Het zou onredelijk zijn voor mij als anderstalige om het Nederlands van een anderstalige te nemen als een gegeven waarover hier gediscussieerd kan worden. Uzelf en anderen zijn zeker meer in de positie om er iets over te vertellen. Trouwens vind ik het Nederlands van minister Reynders heel deftig.

Dit hebbende gezegd wil ik met jullie delen dat ik dacht dat deze minister, die beslissingen kan nemen in deze zaak, aan het Engelse ''we go for...'' had gekozen maar misschien niet op het idee was gekomen om te zeggen ''we gaan ervoor ...''.  Een andere gedachte was: ''we gaan over naar...''


----------



## ThomasK

Momentje, momentje: het gaat erom dat hij een loperstructuur gebruikt, en dat ik merkte intussen dat die elders ook gangbaar blijkt, niet alleen bij anderstalige politici. Ik vind ze niet bepaald geslaagd, en vooral ook lijkt ze mij wat dubbelzinnig, zoals ik uitlegde: impliceert dit gaan een beslissing van de regering (hier wel) of is het eigenlijk een verwijzing naar een evolutie (zoals in "Deze maatschappij evolueert in de richting van grotere ongelijkheid")? Ik vind dat een soort onwenselijke vaagheid. 

Je links zijn wel interessant: "go  for" zou duidelijk zijn, als een wilsbeslissing. "We gaan over naar" zouden we eerder in een discussie of vergadering gebruiken, denk ik: naar een volgende agendapunt. 

Reynders is inderdaad best te begrijpen, dat heb ik niet bedoeld. Het is wel niet zo perfect ;-).


----------



## bibibiben

Ik zie eerlijk gezegd het probleem niet. _Gaan_ is een wendbaar werkwoord in het Nederlands, zoals in zoveel talen. Mogelijk is dit een duidelijkere constructie: _Belgacom gaat naar de privésector_. Toch denk ik wel dat de context waarin Reynders deze uitspraak doet, ook ruimte laat voor het iets lossere _We gaan naar de privésector.

_Wat is trouwens een 'loperconstructie'? Ik heb het gegoogeld, maar kom dan alleen op deze draad uit.


----------



## ThomasK

Een loperwerkwoord is een werkwoord dat zoals een loper/ sleutel in alle sloten past. Ik vind het dus een nogal ongelukkige en wat vage uitdrukking...


----------



## bibibiben

Zou het kunnen dat 'loperwerkwoord' alleen in België bekend is?
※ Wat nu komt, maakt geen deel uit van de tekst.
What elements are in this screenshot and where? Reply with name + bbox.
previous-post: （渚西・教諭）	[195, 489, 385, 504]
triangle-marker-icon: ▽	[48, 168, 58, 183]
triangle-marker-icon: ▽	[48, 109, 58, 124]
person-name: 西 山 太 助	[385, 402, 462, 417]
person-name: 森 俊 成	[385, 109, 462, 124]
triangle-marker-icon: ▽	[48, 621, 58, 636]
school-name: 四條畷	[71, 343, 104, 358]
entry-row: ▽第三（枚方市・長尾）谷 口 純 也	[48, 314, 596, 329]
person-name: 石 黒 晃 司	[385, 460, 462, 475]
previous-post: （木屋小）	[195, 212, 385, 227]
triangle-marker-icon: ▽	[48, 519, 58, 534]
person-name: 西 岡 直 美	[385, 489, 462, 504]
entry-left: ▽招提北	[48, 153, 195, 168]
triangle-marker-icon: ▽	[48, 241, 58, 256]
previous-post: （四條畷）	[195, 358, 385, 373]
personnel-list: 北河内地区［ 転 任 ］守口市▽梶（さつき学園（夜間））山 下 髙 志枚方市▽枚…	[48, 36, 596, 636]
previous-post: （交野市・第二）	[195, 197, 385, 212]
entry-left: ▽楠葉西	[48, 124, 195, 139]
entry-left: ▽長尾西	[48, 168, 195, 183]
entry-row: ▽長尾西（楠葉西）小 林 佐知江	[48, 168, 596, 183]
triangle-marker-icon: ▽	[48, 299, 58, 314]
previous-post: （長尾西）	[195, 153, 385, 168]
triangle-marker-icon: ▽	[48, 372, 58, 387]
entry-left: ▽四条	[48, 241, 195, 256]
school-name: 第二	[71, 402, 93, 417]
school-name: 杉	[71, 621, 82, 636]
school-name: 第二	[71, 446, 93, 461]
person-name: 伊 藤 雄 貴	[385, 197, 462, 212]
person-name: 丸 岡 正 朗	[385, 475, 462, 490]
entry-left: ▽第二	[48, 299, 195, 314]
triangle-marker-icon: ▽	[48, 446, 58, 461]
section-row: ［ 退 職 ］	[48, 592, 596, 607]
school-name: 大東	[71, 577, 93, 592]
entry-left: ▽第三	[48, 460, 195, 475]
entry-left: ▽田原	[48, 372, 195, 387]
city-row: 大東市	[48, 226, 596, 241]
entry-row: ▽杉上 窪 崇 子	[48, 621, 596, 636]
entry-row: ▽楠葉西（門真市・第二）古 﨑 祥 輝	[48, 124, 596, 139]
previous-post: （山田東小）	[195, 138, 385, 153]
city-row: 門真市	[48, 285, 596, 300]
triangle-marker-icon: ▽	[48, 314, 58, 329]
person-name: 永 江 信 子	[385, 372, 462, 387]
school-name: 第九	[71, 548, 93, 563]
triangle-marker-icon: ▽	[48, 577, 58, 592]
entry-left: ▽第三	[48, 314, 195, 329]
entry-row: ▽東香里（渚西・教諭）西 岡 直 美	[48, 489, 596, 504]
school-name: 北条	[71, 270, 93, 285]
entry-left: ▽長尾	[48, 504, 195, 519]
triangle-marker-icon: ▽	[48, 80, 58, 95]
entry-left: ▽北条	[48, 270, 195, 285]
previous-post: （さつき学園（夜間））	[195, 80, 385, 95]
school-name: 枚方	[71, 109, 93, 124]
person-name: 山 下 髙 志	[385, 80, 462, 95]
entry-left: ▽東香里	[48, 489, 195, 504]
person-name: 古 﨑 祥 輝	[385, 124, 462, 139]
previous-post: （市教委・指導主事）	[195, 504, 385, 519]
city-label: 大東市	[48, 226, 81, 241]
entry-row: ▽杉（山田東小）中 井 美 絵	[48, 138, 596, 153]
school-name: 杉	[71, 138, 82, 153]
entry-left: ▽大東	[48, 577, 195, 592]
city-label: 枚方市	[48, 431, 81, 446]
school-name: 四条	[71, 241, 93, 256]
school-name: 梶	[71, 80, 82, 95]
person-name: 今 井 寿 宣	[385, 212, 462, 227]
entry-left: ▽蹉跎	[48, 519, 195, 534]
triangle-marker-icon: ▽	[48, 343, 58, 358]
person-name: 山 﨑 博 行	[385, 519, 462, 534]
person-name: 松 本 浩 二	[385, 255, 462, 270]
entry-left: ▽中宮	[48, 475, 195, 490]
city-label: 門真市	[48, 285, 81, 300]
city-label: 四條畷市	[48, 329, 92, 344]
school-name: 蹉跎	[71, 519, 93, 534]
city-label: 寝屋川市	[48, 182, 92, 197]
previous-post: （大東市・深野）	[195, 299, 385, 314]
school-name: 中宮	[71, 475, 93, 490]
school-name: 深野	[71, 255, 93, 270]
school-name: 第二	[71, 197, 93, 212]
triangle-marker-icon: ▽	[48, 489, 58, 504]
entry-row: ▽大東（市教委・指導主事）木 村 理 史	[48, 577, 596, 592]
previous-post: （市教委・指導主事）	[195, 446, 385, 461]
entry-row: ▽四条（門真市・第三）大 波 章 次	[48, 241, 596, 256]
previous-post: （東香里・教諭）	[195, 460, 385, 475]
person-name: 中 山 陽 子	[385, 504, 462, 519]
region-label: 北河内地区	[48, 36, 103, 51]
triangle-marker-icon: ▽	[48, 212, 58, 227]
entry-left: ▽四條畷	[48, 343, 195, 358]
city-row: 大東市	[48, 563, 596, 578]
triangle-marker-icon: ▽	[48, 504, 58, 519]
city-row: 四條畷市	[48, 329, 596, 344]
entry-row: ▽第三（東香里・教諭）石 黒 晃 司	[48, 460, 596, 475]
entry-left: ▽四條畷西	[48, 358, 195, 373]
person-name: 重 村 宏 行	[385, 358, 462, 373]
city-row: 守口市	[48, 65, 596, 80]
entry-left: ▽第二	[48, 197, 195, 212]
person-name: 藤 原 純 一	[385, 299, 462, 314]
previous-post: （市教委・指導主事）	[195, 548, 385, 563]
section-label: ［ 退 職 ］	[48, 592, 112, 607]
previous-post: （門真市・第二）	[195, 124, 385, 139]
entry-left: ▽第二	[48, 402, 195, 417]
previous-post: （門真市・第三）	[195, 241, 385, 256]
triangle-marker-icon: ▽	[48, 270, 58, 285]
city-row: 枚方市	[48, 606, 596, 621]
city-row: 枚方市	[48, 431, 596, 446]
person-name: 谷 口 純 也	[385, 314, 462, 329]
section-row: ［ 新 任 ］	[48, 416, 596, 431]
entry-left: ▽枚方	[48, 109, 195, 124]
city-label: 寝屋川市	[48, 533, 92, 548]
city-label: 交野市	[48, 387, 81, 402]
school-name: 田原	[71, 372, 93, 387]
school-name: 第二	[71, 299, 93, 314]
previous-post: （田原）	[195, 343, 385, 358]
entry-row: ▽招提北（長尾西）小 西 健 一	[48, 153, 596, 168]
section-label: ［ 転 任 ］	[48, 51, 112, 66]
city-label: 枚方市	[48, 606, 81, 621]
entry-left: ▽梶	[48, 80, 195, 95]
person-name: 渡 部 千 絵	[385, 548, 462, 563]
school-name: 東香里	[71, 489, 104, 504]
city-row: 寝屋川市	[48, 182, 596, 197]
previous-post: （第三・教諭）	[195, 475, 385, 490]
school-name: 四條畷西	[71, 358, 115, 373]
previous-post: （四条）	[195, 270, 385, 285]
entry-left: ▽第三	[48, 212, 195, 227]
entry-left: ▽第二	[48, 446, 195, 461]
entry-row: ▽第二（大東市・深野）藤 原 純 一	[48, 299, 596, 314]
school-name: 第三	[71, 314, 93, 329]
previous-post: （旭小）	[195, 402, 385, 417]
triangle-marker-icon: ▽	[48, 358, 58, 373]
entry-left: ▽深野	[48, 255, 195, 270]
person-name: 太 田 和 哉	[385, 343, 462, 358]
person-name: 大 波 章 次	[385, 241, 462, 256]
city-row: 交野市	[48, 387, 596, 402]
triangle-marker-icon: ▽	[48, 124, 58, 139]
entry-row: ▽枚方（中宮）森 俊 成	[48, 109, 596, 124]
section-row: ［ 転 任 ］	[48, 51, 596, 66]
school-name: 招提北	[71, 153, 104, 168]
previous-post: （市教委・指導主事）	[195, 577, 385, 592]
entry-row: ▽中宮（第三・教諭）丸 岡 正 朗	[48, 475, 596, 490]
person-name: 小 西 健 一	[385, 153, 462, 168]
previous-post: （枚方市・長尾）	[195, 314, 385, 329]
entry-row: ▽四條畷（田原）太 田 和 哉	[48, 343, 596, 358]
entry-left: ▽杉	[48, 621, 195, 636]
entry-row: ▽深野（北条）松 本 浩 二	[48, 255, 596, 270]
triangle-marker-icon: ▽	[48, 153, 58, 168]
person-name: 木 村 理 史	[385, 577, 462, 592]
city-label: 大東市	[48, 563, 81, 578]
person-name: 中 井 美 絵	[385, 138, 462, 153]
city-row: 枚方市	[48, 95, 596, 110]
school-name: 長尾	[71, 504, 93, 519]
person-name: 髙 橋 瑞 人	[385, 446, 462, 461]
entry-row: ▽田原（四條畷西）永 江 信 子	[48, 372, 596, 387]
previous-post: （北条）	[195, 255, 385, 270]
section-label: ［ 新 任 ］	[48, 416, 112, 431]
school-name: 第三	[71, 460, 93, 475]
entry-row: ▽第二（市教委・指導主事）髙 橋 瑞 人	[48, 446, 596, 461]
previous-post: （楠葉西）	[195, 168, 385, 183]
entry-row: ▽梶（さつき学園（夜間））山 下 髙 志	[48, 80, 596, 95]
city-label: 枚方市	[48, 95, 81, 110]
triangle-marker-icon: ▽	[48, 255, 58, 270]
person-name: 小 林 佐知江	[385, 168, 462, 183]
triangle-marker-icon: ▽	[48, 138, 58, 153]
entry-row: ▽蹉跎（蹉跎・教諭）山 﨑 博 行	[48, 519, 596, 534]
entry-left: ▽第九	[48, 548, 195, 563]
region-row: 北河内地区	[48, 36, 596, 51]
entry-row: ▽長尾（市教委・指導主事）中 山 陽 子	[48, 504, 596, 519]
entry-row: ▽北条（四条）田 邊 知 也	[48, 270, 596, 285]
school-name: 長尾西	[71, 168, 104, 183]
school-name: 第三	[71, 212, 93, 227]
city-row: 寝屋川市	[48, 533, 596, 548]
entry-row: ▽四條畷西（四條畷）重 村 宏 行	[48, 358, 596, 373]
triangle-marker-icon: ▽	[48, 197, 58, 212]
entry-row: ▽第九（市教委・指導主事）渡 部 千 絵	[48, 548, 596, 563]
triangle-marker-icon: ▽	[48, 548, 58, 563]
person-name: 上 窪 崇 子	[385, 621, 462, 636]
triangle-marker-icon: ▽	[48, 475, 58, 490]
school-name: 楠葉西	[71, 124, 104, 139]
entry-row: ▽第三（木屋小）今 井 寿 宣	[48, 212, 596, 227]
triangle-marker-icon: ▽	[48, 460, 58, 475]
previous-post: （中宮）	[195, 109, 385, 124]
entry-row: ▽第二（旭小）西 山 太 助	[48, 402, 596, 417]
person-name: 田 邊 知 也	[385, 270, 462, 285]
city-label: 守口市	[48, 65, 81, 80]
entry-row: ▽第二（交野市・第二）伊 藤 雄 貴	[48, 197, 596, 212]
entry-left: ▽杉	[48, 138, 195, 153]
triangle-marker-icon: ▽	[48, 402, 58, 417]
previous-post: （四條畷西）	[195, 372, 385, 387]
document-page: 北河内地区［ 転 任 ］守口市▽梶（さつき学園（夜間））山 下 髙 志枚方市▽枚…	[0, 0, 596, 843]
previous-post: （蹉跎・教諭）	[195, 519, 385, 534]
Google laat vrijwel alleen Belgische sites zien waarin dit woord voorkomt.

Het gebruik van wat vlakkere werkwoorden in een interview, waarin je voor de vuist weg moet praten, lijkt me overigens normaal.


----------



## petoe

Op het web vond ik ergens deze definitie:
 ‘Passe-partouts’ of ‘loperwoorden’ (all-purpose words) zijn woorden die te pas en te onpas worden gebruikt en daardoor zeggingskracht hebben verloren.
En in mijn verklarend woordenboek staat onder het trefwoord loper: 'woord dat weliswaar in elke zin past maar weinig zegt'.
Voorbeelden zijn 'element', 'aspect', 'dimensie' enz.


----------



## bibibiben

Ja, 'passe-partoutwoord' kende ik wel, al hoor ik het niet vaak meer gebruiken.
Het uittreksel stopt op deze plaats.